Hegelian rational historicism has long since been replaced by radical historicism which rejects not only rational history but the very idea of rationality itself.
I won't argue the point, but simply restate the view that they use Hegel (and others) and they do so for intellectual argument, yet they do not even believe what they say in those arguments - it is a smokescreen for their real intent; use of judicial fiat as their "vanguard".
Yes, I'm an '03 grad of law school. Yet, it is not open and obvious as one may think (especially in law school). The "Devil's Advocate" in the professor suddenly awakens when someone spouts "conservative".
College is a whole other ballgame (teams, etc.)

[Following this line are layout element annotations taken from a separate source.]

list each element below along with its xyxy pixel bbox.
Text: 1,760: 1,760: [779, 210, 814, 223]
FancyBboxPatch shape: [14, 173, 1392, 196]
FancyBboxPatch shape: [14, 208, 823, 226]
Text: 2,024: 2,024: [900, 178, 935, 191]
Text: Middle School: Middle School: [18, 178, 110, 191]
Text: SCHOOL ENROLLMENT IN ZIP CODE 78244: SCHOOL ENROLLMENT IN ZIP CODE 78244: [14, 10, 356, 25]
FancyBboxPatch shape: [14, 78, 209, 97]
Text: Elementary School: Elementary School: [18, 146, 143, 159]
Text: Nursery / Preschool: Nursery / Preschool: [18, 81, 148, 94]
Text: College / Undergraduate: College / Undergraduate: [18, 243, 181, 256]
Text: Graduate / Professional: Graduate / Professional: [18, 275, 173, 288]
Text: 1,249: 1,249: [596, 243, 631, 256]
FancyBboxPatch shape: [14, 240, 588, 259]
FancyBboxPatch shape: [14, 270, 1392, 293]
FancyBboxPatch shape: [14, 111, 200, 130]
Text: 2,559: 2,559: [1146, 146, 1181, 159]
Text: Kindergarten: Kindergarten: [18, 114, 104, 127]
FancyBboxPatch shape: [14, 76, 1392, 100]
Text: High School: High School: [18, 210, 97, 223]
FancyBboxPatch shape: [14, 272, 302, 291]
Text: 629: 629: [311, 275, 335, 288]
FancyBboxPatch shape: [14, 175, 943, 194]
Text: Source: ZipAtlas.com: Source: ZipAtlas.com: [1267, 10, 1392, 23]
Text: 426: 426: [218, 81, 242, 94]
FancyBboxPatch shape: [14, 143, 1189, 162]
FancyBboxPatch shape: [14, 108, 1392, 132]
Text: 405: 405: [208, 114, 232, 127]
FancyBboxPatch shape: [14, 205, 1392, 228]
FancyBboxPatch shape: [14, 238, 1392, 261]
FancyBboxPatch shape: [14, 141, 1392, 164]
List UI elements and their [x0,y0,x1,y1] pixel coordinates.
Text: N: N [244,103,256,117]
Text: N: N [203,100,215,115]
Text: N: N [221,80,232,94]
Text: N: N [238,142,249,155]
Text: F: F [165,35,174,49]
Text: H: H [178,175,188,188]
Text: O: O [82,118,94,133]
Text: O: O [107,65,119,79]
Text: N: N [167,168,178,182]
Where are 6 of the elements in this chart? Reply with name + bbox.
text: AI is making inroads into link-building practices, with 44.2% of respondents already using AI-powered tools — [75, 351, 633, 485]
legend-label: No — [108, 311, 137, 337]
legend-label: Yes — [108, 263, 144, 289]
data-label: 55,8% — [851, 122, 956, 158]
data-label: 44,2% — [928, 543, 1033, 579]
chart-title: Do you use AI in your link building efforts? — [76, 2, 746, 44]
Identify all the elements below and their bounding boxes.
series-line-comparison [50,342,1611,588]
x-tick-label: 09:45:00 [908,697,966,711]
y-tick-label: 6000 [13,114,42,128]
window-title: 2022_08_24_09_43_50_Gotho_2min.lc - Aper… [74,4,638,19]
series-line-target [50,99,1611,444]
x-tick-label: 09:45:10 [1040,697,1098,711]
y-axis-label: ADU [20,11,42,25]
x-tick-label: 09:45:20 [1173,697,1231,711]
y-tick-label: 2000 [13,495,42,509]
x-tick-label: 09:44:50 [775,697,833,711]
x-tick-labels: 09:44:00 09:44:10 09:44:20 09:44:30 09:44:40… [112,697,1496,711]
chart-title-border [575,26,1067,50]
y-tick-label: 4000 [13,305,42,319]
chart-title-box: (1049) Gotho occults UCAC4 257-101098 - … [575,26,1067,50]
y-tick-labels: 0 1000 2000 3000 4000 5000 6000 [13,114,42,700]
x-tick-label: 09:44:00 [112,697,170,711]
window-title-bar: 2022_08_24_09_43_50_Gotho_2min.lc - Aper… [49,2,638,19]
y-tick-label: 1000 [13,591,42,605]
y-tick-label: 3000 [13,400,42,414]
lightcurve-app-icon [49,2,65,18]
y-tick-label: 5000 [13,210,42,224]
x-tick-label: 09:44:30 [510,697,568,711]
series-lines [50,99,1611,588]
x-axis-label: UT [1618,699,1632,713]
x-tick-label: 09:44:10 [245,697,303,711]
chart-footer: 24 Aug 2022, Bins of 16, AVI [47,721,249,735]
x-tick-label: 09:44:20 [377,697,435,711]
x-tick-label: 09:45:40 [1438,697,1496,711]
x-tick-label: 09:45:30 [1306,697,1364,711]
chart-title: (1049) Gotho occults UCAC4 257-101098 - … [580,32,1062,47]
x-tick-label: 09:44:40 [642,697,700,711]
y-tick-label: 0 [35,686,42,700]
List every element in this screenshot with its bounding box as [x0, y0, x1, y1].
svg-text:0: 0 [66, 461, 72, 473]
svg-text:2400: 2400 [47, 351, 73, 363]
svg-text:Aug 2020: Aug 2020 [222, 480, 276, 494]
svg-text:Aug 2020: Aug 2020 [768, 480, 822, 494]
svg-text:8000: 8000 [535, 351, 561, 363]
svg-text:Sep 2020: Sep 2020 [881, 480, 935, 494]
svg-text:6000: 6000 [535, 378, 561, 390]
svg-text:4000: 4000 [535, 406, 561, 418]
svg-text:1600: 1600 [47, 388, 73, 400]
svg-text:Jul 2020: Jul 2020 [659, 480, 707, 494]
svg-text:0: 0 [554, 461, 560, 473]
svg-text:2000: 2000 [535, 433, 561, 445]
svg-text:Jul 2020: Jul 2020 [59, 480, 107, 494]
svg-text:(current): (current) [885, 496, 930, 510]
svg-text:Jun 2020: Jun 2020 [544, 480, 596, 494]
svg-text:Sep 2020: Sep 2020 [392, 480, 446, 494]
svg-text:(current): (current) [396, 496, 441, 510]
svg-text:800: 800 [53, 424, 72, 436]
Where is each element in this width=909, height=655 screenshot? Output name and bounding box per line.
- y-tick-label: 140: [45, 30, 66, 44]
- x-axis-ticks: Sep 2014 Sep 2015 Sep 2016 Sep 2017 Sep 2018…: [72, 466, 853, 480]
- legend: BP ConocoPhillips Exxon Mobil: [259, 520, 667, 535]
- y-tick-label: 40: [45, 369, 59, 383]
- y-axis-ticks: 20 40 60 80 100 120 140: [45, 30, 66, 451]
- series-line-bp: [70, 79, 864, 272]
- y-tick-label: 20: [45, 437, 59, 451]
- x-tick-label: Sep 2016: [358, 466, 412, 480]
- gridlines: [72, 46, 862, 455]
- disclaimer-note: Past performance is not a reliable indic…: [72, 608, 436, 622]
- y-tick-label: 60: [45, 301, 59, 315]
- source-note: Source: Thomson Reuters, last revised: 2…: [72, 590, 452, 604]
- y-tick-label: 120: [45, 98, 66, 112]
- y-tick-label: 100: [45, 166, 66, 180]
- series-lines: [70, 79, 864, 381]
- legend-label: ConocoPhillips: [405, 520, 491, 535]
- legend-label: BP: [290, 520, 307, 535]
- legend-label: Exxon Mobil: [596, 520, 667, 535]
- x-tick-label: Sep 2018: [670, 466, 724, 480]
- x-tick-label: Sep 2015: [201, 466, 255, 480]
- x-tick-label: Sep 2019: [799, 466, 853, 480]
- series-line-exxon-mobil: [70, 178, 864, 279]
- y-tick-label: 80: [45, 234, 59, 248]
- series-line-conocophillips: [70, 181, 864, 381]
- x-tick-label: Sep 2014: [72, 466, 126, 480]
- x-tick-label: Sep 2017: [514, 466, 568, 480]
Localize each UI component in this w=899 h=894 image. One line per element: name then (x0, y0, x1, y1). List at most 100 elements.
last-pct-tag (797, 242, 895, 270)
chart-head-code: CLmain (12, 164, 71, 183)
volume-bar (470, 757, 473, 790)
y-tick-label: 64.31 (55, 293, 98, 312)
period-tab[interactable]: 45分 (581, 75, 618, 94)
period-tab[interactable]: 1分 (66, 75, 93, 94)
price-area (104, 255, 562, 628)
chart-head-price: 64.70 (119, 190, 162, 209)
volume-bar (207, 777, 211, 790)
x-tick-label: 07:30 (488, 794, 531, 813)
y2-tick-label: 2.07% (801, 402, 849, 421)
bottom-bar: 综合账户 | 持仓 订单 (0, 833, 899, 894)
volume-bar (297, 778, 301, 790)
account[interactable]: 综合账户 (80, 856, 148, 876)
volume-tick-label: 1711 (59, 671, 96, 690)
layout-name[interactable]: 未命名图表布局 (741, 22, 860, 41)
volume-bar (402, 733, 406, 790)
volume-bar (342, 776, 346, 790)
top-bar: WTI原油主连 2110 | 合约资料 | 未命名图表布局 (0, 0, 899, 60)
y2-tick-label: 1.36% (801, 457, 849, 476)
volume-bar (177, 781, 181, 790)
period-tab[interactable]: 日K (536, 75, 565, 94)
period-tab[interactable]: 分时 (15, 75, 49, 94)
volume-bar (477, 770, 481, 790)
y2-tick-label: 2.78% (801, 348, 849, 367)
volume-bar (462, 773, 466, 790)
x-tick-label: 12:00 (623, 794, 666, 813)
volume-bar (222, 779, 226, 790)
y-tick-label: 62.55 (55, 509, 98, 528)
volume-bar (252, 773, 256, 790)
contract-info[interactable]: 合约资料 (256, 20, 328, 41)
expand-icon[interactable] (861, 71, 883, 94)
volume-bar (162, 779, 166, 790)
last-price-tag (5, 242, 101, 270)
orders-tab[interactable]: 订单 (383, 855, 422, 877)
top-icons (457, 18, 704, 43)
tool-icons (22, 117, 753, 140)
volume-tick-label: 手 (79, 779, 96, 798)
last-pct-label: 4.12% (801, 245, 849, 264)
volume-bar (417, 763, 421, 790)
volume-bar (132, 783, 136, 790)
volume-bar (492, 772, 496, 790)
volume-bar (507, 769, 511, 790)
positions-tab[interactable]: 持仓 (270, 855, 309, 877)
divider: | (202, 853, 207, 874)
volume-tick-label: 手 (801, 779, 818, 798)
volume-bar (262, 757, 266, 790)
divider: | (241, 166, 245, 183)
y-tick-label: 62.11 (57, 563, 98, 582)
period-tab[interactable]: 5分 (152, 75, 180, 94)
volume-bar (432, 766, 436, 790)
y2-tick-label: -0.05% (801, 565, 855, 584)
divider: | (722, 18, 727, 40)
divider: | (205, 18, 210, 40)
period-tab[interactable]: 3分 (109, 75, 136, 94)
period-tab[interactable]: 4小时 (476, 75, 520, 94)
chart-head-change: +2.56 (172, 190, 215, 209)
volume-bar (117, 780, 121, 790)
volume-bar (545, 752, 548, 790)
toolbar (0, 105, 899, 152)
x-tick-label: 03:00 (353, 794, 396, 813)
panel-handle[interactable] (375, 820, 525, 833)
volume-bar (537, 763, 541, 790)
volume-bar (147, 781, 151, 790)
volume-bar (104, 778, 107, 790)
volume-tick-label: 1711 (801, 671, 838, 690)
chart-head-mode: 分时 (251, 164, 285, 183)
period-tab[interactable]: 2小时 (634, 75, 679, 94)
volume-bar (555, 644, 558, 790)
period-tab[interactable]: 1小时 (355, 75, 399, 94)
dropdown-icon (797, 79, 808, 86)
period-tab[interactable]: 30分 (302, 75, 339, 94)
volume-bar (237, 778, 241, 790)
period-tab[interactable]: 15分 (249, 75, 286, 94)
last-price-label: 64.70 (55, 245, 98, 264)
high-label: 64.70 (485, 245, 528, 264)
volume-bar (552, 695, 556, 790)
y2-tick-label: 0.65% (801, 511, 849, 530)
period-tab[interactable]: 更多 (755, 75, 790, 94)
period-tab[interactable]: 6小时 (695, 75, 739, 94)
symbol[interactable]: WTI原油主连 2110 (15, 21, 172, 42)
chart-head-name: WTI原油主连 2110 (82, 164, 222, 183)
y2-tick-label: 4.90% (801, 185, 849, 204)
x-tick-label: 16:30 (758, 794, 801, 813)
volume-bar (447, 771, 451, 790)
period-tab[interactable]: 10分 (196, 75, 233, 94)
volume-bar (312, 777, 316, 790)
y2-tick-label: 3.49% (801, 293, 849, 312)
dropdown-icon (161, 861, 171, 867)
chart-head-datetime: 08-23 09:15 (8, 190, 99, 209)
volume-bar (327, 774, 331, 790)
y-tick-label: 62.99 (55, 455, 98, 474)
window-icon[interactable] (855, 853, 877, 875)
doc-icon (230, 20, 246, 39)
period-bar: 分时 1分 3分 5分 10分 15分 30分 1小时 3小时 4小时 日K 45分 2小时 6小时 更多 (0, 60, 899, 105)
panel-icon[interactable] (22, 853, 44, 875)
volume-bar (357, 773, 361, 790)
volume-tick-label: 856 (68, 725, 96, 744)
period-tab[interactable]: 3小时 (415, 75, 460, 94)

Although I am not a "fundamentalist Christian" myself, I think if I were going to college these days I would chose one of their colleges, at least for the law school part, in spite of the loss of possible "prestige" of some secular school.
Besides, in my prior college experience, my "education" seems to have been much more based on the work I put into it than any ideas or opinions I got from any of my professors. I could always filter out their opinion from the objective information in their discussions and when they short changed that objective information with too much opinion, I just had more research and reading to do.
"Thus, an originalist believes people of all races, creeds, colors, and genders are afforded the same rights because the original document has been properly ammended to say so. An originalist does NOT believe that emminent domain can be used to take your property and give it to another."
Strangely, I think you are very wrong here, althought I'd much prefer you were right.
Until the Constitution is amended, the eminent domain law really DOES say that. The Constitution doensn't make specific provisions in this regard. And, worse yet, such cases have been decided in this same manner before - see the Detoit Poletown GM decision in the 1980's.
We should've been fighting this battle in years past... and not been shocked when this case hit the fan. In other words, where were we all these years, and why didn't we change the law (which we did in Michigan)?
But the important thing is: is she an originalist? Like her husband. Because, well gee whiz and by golly, if not, then he is definately more equal - to me.
You are absolutely right. Many of their Hegleian type arguments simply give them an intellectual smokescreen with which to hide behind the fact that to them, leftist judges are their 21st century version of the "vanguard of the proletariet" - their means of imposing their will without any elections.